Vanity metrics might give your ego a boost every time you get a new follower or like on Facebook, but how much is each of those actions actually contributing to your business? Keep reading to find out which social media metrics are valuable, and which are better off being ignored.
Likes, followers, views, comments, pins, shares, stumbles, and other top-level actions can all be considered vanity metrics. You might get a buzz every time one of those counters increases, but do you know which of those customers go on to buy your product, or which pieces of content convert the most people from viewers to buyers?
By focusing on specific pieces of content, you can get a better idea of what converts customers. Maybe your recent how-to article was extremely successful in getting people to buy your product, or a recent podcast episode resulted in more than the usual number of email subscribers. When events like these happen, it’s important to see if you can repeat them with similar pieces of content.
A common theme in social media is that what works on one platform might not work on another. So keep track of what content works where, and how the conversion rates vary between Facebook and Twitter, for example.
Do you even own your own data?
Another argument against vanity metrics is that they all revolve around someone else’s platform. Why drive customers to Facebook or Twitter for the sake of vanity metrics when you can redirect them straight to a sales page or email signup form?
A better approach would be to build a community of your own. That could be a community that interacts through your newsletter, a private forum, or some other online (or offline) meeting place that allows you to engage them directly.
An argument in favor of a little vanity
Doug Kessler argues on Social Media Explorer that vanity metrics can sometimes be the best option.

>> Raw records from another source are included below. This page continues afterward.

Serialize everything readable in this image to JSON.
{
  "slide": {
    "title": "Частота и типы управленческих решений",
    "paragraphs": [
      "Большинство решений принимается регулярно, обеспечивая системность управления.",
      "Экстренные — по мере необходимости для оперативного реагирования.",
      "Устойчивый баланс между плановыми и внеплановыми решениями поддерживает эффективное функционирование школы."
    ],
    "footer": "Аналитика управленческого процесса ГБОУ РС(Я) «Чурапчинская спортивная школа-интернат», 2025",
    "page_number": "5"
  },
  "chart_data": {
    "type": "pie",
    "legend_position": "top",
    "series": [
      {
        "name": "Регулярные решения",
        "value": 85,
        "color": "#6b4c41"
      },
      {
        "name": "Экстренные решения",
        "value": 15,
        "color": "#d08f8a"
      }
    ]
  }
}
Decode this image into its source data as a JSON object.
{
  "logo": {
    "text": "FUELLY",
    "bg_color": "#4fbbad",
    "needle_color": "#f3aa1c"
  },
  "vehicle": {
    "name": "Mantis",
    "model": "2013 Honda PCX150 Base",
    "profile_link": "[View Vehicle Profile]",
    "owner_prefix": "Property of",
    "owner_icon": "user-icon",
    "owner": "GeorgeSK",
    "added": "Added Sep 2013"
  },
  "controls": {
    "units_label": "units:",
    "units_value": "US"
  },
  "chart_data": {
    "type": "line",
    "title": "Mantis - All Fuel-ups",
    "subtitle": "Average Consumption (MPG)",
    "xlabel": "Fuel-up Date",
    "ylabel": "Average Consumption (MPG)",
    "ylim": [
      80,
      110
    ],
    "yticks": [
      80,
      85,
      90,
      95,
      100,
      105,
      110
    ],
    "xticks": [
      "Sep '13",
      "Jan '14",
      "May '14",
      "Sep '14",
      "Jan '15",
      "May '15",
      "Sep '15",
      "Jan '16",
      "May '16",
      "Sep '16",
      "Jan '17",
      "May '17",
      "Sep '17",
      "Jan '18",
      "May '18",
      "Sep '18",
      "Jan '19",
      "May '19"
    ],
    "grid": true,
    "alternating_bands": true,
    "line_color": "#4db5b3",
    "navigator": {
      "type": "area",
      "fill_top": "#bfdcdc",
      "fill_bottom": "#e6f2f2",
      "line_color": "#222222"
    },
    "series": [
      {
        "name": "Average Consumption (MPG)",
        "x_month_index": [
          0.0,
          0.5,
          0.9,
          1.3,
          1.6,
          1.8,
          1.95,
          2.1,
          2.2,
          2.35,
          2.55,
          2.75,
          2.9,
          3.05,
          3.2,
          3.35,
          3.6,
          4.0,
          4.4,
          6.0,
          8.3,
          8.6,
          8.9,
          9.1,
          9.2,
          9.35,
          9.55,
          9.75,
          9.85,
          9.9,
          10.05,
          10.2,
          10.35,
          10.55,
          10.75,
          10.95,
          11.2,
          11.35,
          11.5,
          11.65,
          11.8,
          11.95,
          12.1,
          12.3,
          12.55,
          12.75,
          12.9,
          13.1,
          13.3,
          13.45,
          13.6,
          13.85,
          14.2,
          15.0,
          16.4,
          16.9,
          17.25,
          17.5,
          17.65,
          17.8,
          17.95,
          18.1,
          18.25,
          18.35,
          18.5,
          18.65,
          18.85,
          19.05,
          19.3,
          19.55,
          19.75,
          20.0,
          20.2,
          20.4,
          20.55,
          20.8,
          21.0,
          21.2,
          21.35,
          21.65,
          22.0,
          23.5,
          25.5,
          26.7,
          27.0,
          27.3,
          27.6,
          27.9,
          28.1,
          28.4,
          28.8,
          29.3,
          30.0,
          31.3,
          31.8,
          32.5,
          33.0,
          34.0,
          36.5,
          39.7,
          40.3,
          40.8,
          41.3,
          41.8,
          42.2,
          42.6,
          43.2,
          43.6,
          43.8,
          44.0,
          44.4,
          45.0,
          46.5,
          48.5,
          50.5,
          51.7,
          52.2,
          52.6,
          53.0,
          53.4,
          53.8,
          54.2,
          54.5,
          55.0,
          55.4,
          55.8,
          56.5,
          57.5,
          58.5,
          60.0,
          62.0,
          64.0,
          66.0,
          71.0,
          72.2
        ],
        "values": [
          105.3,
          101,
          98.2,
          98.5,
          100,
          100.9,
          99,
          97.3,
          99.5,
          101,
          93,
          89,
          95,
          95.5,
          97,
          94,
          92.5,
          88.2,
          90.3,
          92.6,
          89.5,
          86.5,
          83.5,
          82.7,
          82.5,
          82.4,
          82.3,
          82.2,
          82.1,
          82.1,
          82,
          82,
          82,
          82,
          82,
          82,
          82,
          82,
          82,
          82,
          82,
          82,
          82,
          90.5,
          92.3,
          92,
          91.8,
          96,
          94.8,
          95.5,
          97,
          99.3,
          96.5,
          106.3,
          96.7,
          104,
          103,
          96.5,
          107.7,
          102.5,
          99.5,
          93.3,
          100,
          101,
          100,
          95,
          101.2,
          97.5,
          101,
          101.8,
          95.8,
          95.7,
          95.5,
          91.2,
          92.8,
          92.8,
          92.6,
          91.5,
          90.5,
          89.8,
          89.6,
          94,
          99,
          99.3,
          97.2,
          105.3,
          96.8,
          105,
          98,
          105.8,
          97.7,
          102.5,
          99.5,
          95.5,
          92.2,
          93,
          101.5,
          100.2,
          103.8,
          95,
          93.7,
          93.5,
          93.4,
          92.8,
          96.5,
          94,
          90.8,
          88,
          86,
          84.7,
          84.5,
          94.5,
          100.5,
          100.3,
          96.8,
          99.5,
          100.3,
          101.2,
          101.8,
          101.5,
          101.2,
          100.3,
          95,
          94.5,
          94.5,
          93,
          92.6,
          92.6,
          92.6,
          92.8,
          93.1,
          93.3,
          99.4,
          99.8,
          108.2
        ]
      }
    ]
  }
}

One extremely valid point is that in the very beginning of starting a business, you might not have anything else to go on. It would be foolish to ignore “vanity” metrics in the first few months of starting a business, especially as they are the only metrics you’ve got to determine whether or not you have potential customers and public appeal. Once you’ve hit critical mass, then you can start to dig into specific posts and pieces of content to see how well they perform in terms of ROI.
When you boil it all down, what you want is a metric that tells you more about a specific customer behaviour. Are they buying? if not, why not? Do tutorials make customer more likely to buy? Are Twitter followers more profitable, or Facebook fans?
If you’re using a metric just so you have something to report, then you might be better off without it. Metrics are designed to give you some insight on customer behaviour, or where there are blockages in your sales funnel – and if they happen to make you feel good, then consider that an added bonus.